M. Dormère avait écouté le récit de Pélagie sans l’interrompre. Quand elle eut fini, il resta quelques instants plongé dans de pénibles réflexions. Enfin il se leva, s’élança vers Pélagie, lui tendit la main et serra fortement la sienne.

M. Dormère.

Je vous remercie, Pélagie ; merci du service que vous rendez à mon fils et à moi-même. Oui, j’ai été un peu faible pour mon fils, et trop sévère pour la pauvre petite orpheline confiée à mes soins par la tendresse de mon frère et de ma malheureuse belle-sœur. Envoyez-moi Georges ; je veux lui parler seul. »

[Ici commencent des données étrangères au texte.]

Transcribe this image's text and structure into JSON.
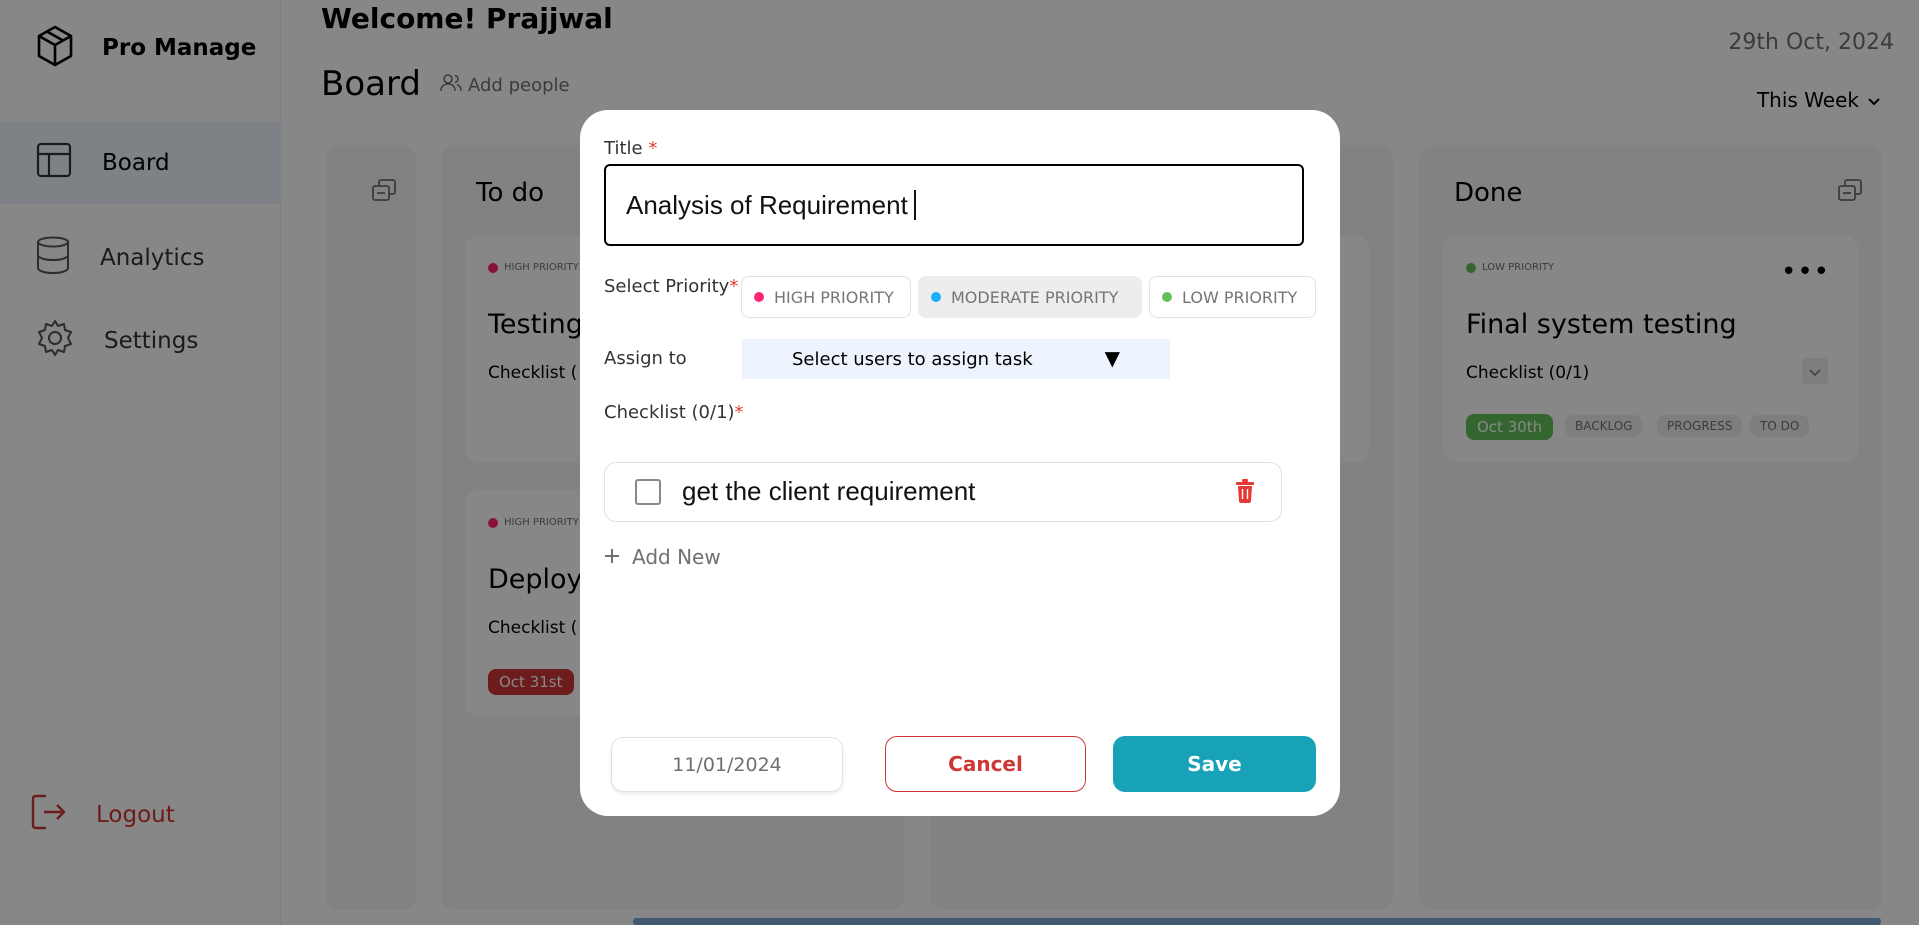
{
  "app": {
    "name": "Pro Manage"
  },
  "sidebar": {
    "items": [
      {
        "label": "Board"
      },
      {
        "label": "Analytics"
      },
      {
        "label": "Settings"
      }
    ],
    "logout_label": "Logout"
  },
  "header": {
    "welcome": "Welcome!  Prajjwal",
    "date": "29th Oct, 2024",
    "board_title": "Board",
    "add_people": "Add people",
    "period": "This Week"
  },
  "columns": [
    {
      "title": "To do"
    },
    {
      "title": "Done"
    }
  ],
  "cards": {
    "todo_1": {
      "priority": "HIGH PRIORITY",
      "title": "Testing",
      "checklist": "Checklist ("
    },
    "todo_2": {
      "priority": "HIGH PRIORITY",
      "title": "Deploy",
      "checklist": "Checklist (",
      "due": "Oct 31st"
    },
    "done_1": {
      "priority": "LOW PRIORITY",
      "title": "Final system testing",
      "checklist": "Checklist (0/1)",
      "due": "Oct 30th",
      "chips": [
        "BACKLOG",
        "PROGRESS",
        "TO DO"
      ]
    }
  },
  "modal": {
    "title_label": "Title",
    "required_mark": "*",
    "title_value": "Analysis of Requirement",
    "priority_label": "Select Priority",
    "priorities": [
      {
        "label": "HIGH PRIORITY",
        "color": "#ff2473"
      },
      {
        "label": "MODERATE PRIORITY",
        "color": "#18b0ff"
      },
      {
        "label": "LOW PRIORITY",
        "color": "#63c05b"
      }
    ],
    "selected_priority": "MODERATE PRIORITY",
    "assign_label": "Assign to",
    "assign_placeholder": "Select users to assign task",
    "assign_arrow": "▼",
    "checklist_label": "Checklist (0/1)",
    "checklist_items": [
      {
        "text": "get the client requirement",
        "checked": false
      }
    ],
    "add_new": "Add New",
    "due_date": "11/01/2024",
    "cancel": "Cancel",
    "save": "Save"
  },
  "colors": {
    "high": "#ff2473",
    "moderate": "#18b0ff",
    "low": "#63c05b",
    "due_red": "#cf3636",
    "due_green": "#63c05b",
    "save": "#17a2b8"
  },
  "icons": [
    "cube-logo-icon",
    "board-icon",
    "database-icon",
    "gear-icon",
    "logout-icon",
    "people-icon",
    "chevron-down-icon",
    "collapse-icon",
    "trash-icon",
    "plus-icon"
  ]
}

Pélagie se retira ; elle monta dans sa chambre, où elle retrouva Georges inquiet et tremblant. Geneviève cherchait à le rassurer ; mais elle-même

La bonne fut inflexible.
partageait les craintes de son cousin. Elle trouvait Georges très coupable et ne pensait pas que son oncle pût lui pardonner son manque de cœur et sa fausseté.
La bonne.

Votre père vous demande, Georges ; descendez dans son cabinet de travail.

Georges.

Est-il bien en colère contre moi ?

La bonne.

Vous le saurez quand il vous aura parlé.

Georges.

Qu’est-ce que vous lui avez raconté ? de quoi lui avez-vous parlé ?

La bonne.

Il vous le dira lui-même. »

Georges, voyant qu’elle ne voulait rien lui dire, se décida à descendre chez son père. Il entra doucement, s’avança lentement vers lui et le regarda attentivement. Il s’arrêta à moitié chemin, effrayé par l’expression froide et sévère de son visage.

M. Dormère.

Avancez, Georges. J’ai à vous parler. »

Georges s’approcha en tremblant.

M. Dormère.

Vous savez que Pélagie sort d’ici, qu’elle m’a parlé de vous ?

Georges.

Oui, papa.

M. Dormère.

Je n’ai pas besoin alors de vous répéter ce qu’elle avait à dire ; elle m’a appris ce que j’ignorais, vos discussions avec votre cousine dans bien des circonstances où c’était vous qui méritiez d’être réprimandé et où vous avez laissé accuser Geneviève, sans dire un mot pour sa défense.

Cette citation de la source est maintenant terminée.